Just three months into his presidency, U.S. President Donald Trump is flexing his muscles in Asia and the Middle East, displaying a tougher U.S. foreign policy than his predecessor Barack Obama.
Trump recently ordered a surprising missile strike against Syria to retaliate for a reported chemical attack by the Syrian government led by President Bashar al-Assad.
He also ordered the military to drop a "mother of bombs," which is the most powerful non-nuclear bomb, in Afghanistan to kill scores of terrorists. At the same time, he has rattled sabres at the Democratic People's Republic of Korea (DPRK) over its nuclear and missile programs, by re-directing a U.S. carrier strike group to the waters near the Korean Peninsula.
Experts are divided on assessing Trump's foreign policy only three months into his presidency. While some have made a big deal out of those moves, others contend those strikes, at least so far, may not make a much difference.
"Trump definitely has a tougher foreign policy than Obama," Darrell West, vice president and director of governance studies of the Brookings Institution, told Xinhua.
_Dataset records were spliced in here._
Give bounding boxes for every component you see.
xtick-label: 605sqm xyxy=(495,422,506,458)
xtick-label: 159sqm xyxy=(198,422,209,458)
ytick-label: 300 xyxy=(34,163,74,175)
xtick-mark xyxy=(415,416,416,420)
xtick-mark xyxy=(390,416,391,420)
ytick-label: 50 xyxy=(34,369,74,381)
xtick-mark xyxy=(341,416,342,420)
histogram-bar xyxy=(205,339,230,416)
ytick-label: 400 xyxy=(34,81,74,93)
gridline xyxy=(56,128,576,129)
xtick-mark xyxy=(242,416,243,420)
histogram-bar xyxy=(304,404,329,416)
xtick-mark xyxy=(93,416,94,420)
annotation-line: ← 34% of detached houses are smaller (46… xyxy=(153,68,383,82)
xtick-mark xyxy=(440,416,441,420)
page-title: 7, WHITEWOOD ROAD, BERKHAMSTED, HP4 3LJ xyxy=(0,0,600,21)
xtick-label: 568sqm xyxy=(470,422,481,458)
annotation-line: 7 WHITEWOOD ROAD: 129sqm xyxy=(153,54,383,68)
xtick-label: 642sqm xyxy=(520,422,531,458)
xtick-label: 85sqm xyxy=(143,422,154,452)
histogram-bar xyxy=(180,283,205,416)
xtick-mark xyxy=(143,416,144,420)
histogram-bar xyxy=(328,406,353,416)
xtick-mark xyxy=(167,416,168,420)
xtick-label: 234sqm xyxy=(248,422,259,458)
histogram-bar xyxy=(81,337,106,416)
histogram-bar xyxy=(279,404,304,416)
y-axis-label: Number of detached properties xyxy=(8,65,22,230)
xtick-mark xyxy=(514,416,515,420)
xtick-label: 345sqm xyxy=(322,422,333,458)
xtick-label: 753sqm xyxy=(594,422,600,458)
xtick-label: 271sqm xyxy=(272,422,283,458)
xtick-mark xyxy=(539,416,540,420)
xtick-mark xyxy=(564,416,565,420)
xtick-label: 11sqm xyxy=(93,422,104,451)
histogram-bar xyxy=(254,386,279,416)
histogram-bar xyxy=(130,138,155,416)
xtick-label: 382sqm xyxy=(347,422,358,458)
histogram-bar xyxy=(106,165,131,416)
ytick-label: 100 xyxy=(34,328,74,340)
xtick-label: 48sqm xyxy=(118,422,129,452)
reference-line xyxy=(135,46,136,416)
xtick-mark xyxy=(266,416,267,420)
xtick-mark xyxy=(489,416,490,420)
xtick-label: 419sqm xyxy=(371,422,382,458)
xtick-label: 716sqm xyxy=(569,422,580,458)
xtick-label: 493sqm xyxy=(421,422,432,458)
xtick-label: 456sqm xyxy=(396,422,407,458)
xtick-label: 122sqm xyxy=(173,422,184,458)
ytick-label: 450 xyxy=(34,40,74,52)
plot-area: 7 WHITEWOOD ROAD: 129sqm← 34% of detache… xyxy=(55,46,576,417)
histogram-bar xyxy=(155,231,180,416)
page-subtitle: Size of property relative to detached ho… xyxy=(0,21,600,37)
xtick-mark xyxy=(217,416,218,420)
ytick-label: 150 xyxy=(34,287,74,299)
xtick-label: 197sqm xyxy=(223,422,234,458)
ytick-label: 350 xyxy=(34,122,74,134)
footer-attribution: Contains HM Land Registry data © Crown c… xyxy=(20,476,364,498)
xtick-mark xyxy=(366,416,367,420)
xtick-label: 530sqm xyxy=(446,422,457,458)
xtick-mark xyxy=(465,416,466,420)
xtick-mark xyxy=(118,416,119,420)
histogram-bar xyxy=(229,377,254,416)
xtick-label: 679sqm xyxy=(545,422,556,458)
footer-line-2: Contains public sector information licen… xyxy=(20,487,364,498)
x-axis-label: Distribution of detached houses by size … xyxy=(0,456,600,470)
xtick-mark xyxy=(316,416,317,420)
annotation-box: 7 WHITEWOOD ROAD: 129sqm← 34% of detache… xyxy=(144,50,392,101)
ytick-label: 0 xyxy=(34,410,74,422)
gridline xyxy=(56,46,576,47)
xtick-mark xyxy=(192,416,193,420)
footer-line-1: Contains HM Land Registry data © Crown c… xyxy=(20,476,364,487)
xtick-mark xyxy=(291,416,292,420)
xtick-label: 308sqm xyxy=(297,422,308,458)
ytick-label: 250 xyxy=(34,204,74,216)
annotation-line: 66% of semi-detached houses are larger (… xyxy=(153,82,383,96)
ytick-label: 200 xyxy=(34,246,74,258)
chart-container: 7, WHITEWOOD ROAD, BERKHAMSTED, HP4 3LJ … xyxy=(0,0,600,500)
Trump is more willing to deploy military forces and to bomb adversaries, while Obama preferred to rely on diplomacy to solve problems and used military responses only as a last resort, he reasoned.
"Trump sometimes bypasses the diplomacy option and goes straight to military action. That has put foreign leaders on notice that his approach is more muscular and more impulsive," West said.
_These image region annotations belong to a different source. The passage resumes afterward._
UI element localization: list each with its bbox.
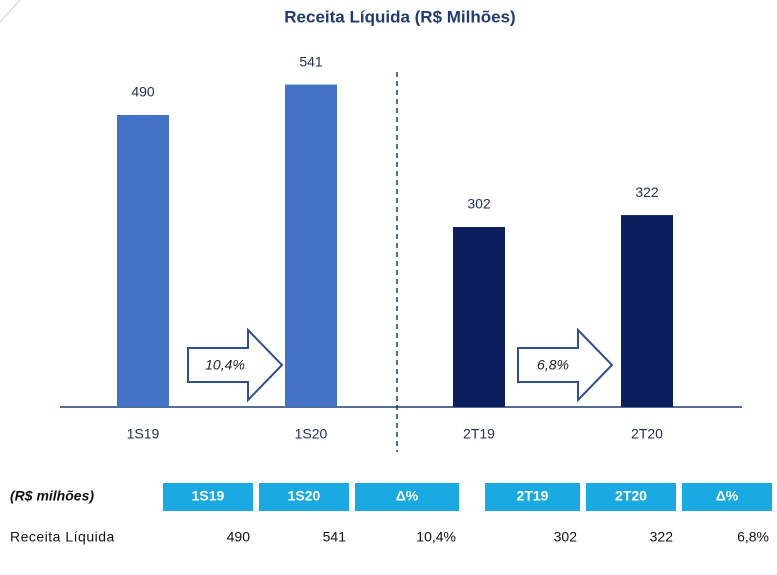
annotation: 10,4%	[205, 357, 245, 373]
x-tick-label: 2T20	[631, 426, 663, 442]
value-label: 322	[635, 184, 659, 200]
x-tick-label: 1S19	[127, 426, 160, 442]
x-tick-label: 1S20	[295, 426, 328, 442]
arrow	[517, 327, 614, 403]
corner-decoration	[0, 0, 21, 23]
header-label: Δ%	[396, 488, 419, 504]
header-cell	[485, 483, 580, 511]
header-label: 1S19	[192, 488, 225, 504]
header-cell	[259, 483, 349, 511]
header-label: Δ%	[716, 488, 739, 504]
annotation: 6,8%	[537, 357, 569, 373]
table-cell: 541	[323, 529, 347, 545]
row-label: Receita Líquida	[10, 529, 115, 545]
bar	[285, 84, 337, 408]
x-tick-label: 2T19	[463, 426, 495, 442]
header-cell	[355, 483, 459, 511]
bar	[453, 227, 505, 407]
arrow	[187, 327, 284, 403]
header-cell	[682, 483, 772, 511]
value-label: 302	[467, 196, 491, 212]
table-cell: 302	[554, 529, 578, 545]
value-label: 541	[299, 53, 323, 69]
header-cell	[586, 483, 676, 511]
table-cell: 6,8%	[737, 529, 769, 545]
table-cell: 322	[650, 529, 674, 545]
header-cell	[163, 483, 253, 511]
value-label: 490	[131, 84, 155, 100]
bar	[621, 215, 673, 407]
table-cell: 10,4%	[416, 529, 456, 545]
chart-title: Receita Líquida (R$ Milhões)	[284, 7, 515, 26]
bar	[117, 114, 169, 408]
table-cell: 490	[227, 529, 251, 545]
header-label: 2T20	[615, 488, 647, 504]
header-label: 1S20	[288, 488, 321, 504]
header-label: 2T19	[517, 488, 549, 504]
table-corner: (R$ milhões)	[10, 488, 94, 504]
Trump "is likely to be impatient with traditional diplomacy and more prone to quick military action designed to achieve specific objectives," he said.
The DPRK is "a good example of this," West said, adding that Trump already has put North Korea on notice that he will not tolerate continued missiles and nuclear testings.
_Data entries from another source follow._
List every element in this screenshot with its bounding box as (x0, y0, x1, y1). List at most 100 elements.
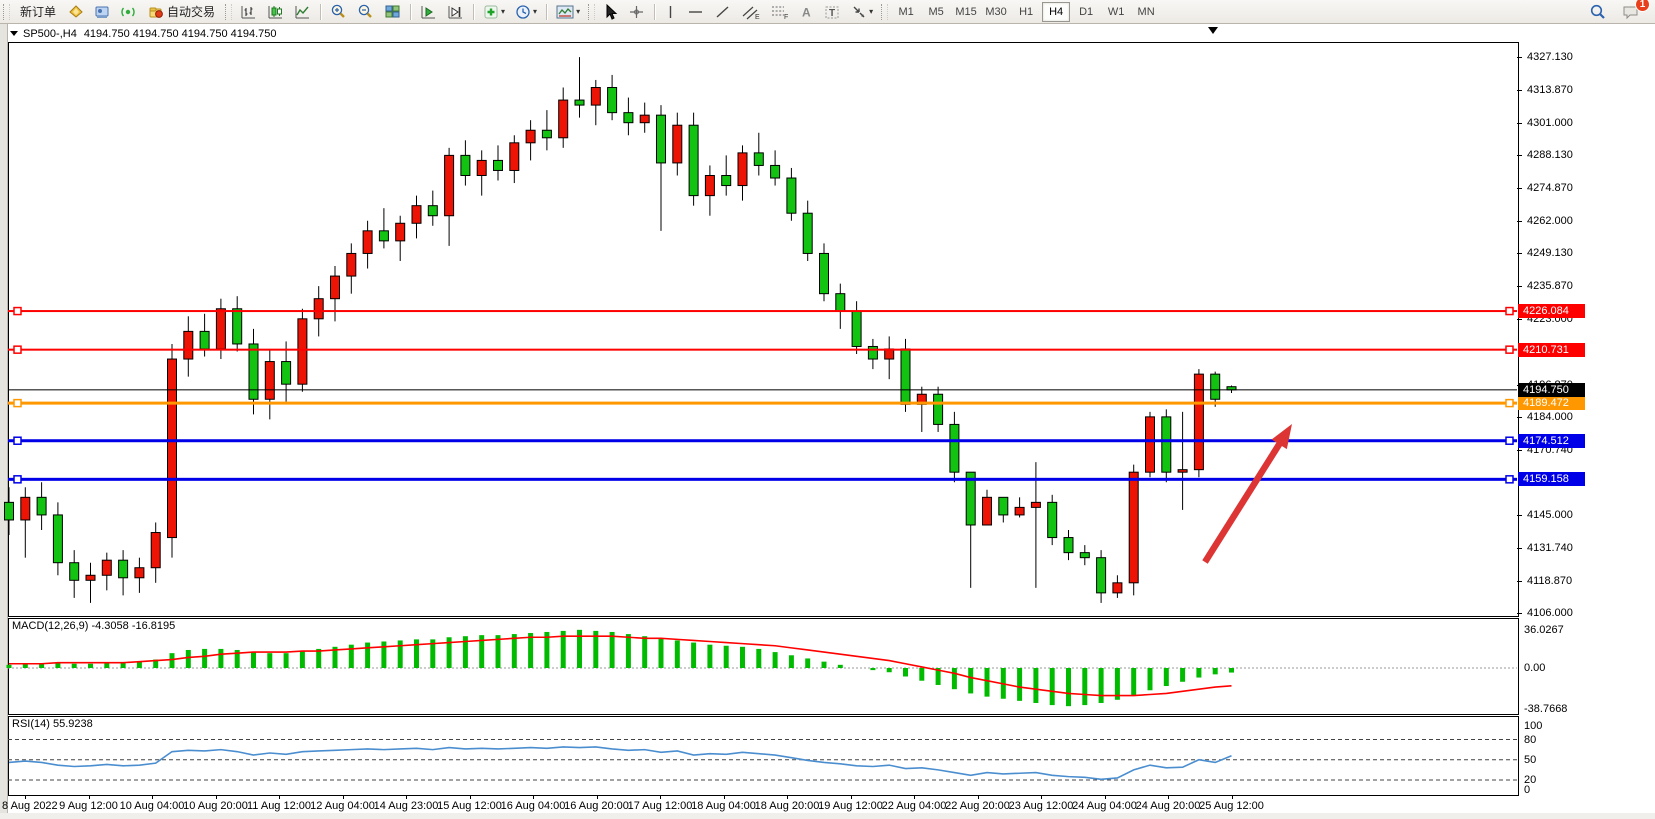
price-tick-mark (1517, 286, 1522, 288)
date-axis-label: 24 Aug 20:00 (1135, 800, 1201, 812)
line-handle[interactable] (1505, 345, 1514, 354)
timeframe-m5[interactable]: M5 (928, 5, 944, 18)
scroll-marker-icon[interactable] (1208, 27, 1218, 34)
timeframe-h4[interactable]: H4 (1042, 1, 1071, 22)
notifications-button[interactable]: 1 (1618, 0, 1650, 23)
line-chart-type-icon[interactable] (290, 1, 315, 23)
gold-ingot-icon[interactable] (64, 1, 88, 23)
line-handle[interactable] (13, 398, 22, 408)
candle-body (395, 222, 406, 242)
macd-indicator-label: MACD(12,26,9) -4.3058 -16.8195 (12, 620, 176, 632)
candle-body (69, 562, 80, 581)
candle-body (949, 423, 960, 473)
horizontal-line-object[interactable] (8, 401, 1517, 405)
horizontal-line-object[interactable] (8, 477, 1517, 481)
new-order-button[interactable]: 新订单 (20, 5, 57, 19)
timeframe-d1[interactable]: D1 (1079, 5, 1094, 18)
auto-scroll-icon[interactable] (416, 1, 441, 23)
date-axis-label: 23 Aug 12:00 (1008, 800, 1074, 812)
zoom-in-icon[interactable] (326, 1, 351, 23)
line-handle[interactable] (13, 475, 22, 484)
crosshair-tool-icon[interactable] (624, 1, 649, 23)
line-handle[interactable] (1505, 398, 1514, 408)
line-handle[interactable] (13, 345, 22, 354)
line-handle[interactable] (13, 306, 22, 316)
window-left-edge (0, 24, 8, 819)
candle-body (1145, 416, 1155, 473)
symbol-dropdown-icon[interactable] (10, 31, 18, 36)
candle-body (167, 358, 177, 539)
date-tick-mark (850, 795, 852, 799)
signal-icon[interactable] (116, 1, 140, 23)
candle-body (232, 308, 243, 345)
candle-body (851, 310, 862, 347)
line-handle[interactable] (1505, 436, 1514, 445)
price-tick-label: 4274.870 (1527, 182, 1573, 195)
chart-shift-icon[interactable] (443, 1, 468, 23)
bar-chart-type-icon[interactable] (236, 1, 261, 23)
horizontal-line-object[interactable] (8, 439, 1517, 443)
macd-scale-label: -38.7668 (1524, 703, 1568, 716)
line-handle[interactable] (1505, 306, 1514, 316)
channel-tool-icon[interactable]: E (737, 1, 764, 23)
candle-body (590, 86, 601, 106)
timeframe-h1[interactable]: H1 (1019, 5, 1034, 18)
date-tick-mark (1231, 795, 1233, 799)
tile-windows-icon[interactable] (380, 1, 405, 23)
timeframe-group: M1 M5 M15 M30 H1 H4 D1 W1 MN (891, 1, 1161, 22)
trendline-tool-icon[interactable] (710, 1, 735, 23)
timeframe-mn[interactable]: MN (1137, 5, 1155, 18)
candlestick-chart-type-icon[interactable] (263, 1, 288, 23)
horizontal-line-object[interactable] (8, 310, 1517, 313)
arrows-tool-button[interactable]: ▾ (847, 1, 877, 23)
date-axis-label: 16 Aug 20:00 (564, 800, 629, 812)
horizontal-line-object[interactable] (8, 348, 1517, 351)
text-tool-icon[interactable]: A (795, 1, 818, 23)
templates-button[interactable]: ▾ (552, 1, 584, 23)
fibonacci-tool-icon[interactable]: F (766, 1, 793, 23)
candle-body (444, 154, 455, 217)
line-handle[interactable] (13, 436, 22, 445)
rsi-scale-label: 100 (1524, 720, 1543, 732)
zoom-out-icon[interactable] (353, 1, 378, 23)
price-tick-mark (1517, 122, 1522, 124)
date-tick-mark (406, 795, 407, 799)
vline-tool-icon[interactable] (660, 1, 681, 23)
trend-arrow-head[interactable] (1271, 424, 1292, 450)
date-axis-label: 19 Aug 12:00 (818, 800, 883, 812)
timeframe-w1[interactable]: W1 (1107, 5, 1125, 18)
candle-body (802, 212, 813, 254)
candle-body (607, 86, 618, 114)
autotrade-button[interactable]: 自动交易 (142, 1, 221, 23)
toolbar-separator (473, 3, 475, 20)
text-label-tool-icon[interactable]: T (820, 1, 845, 23)
price-tick-label: 4118.870 (1527, 574, 1573, 587)
candle-body (101, 559, 112, 576)
candle-body (656, 114, 666, 164)
candle-body (786, 177, 797, 214)
trend-arrow-shaft[interactable] (1202, 439, 1285, 564)
hline-tool-icon[interactable] (683, 1, 708, 23)
date-axis-label: 15 Aug 12:00 (437, 800, 502, 812)
market-depth-icon[interactable] (90, 1, 114, 23)
candle-body (982, 496, 992, 526)
timeframe-m1[interactable]: M1 (898, 5, 914, 18)
price-tick-mark (1517, 318, 1522, 320)
toolbar-grip (588, 3, 596, 20)
periods-button[interactable]: ▾ (511, 1, 541, 23)
date-tick-mark (279, 795, 280, 799)
timeframe-m15[interactable]: M15 (955, 5, 977, 18)
line-handle[interactable] (1505, 475, 1514, 484)
price-tick-mark (1517, 580, 1522, 582)
macd-scale-label: 36.0267 (1524, 623, 1564, 636)
toolbar-grip (3, 3, 10, 20)
candle-body (199, 330, 210, 350)
cursor-tool-icon[interactable] (599, 1, 622, 23)
date-tick-mark (152, 795, 153, 799)
timeframe-m30[interactable]: M30 (985, 5, 1007, 18)
indicators-button[interactable]: ▾ (479, 1, 509, 23)
candle-body (1096, 557, 1107, 594)
search-icon[interactable] (1585, 1, 1611, 23)
price-tick-mark (1517, 220, 1522, 222)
"He sees that as a threat to the United States and American allies. But if diplomacy does not produce the desired results, Trump has said that all options, including military ones, are on the table," West said.
Dan Mahaffee, senior vice president and director of policy at the Center for the Study of Congress and the Presidency, told Xinhua that Trump's foreign policy reflects a greater willingness to use U.S. military force when the circumstances require it.
Trump's top aides like Secretary of Defense Jim Mattis and National Security Advisor H.R. McMaster have served in recent conflicts, and understand that military force is one tool of many in the U.S. foreign policy toolbox, Mahaffee said.
"I think Obama was more skeptical of the efficacy of U.S. military force, especially when applied to the Syria conflict, as well as concerns about escalation with Russia and Iran, especially as the nuclear deal with Iran was a significant foreign policy goal for the administration," he said.
Trump wants to demonstrate that the U.S. is not shy about using force to achieve its policy aims, and that the Trump Administration is more willing to consider military action than the Obama Administration, Mahaffee said.
But Michael O'Hanlon, a senior fellow at the Brookings Institution, told Xinhua that it is too early to draw conclusion that Trump has a tougher foreign policy.
Trump dropped one big bomb in Afghanistan, the explosive yield of which is similar to what the U.S. drops every day, cumulatively, in these wars, if not less than the daily average, O'Hanlon said.
"There is no perceptible effect yet of any of his uses of force on the conflicts in Syria, Iraq and Afghanistan or the crisis in Korea, beyond trends that were already underway during the Obama years," O'Hanlon said.
He noted that Obama killed al-Qaida leader Osama bin Laden and used drone strikes to an unprecedented degree in killing terrorists around the world.
Trump is hoping that world leaders perceive "a sense of muscularity and unpredictability," but "we shall see," O'Hanlon said.
Many are worried about further escalation of the tensions on the Korean Peninsula, as Trump has sent an aircraft carrier strike group to the region.
U.S. Vice President Mike Pence, speaking Tuesday in Tokyo, Japan, warned again that "all options are on the table" in order to "achieve our shared goal of a nuclear free Korean peninsula," though dialogue is still the best way to go forward.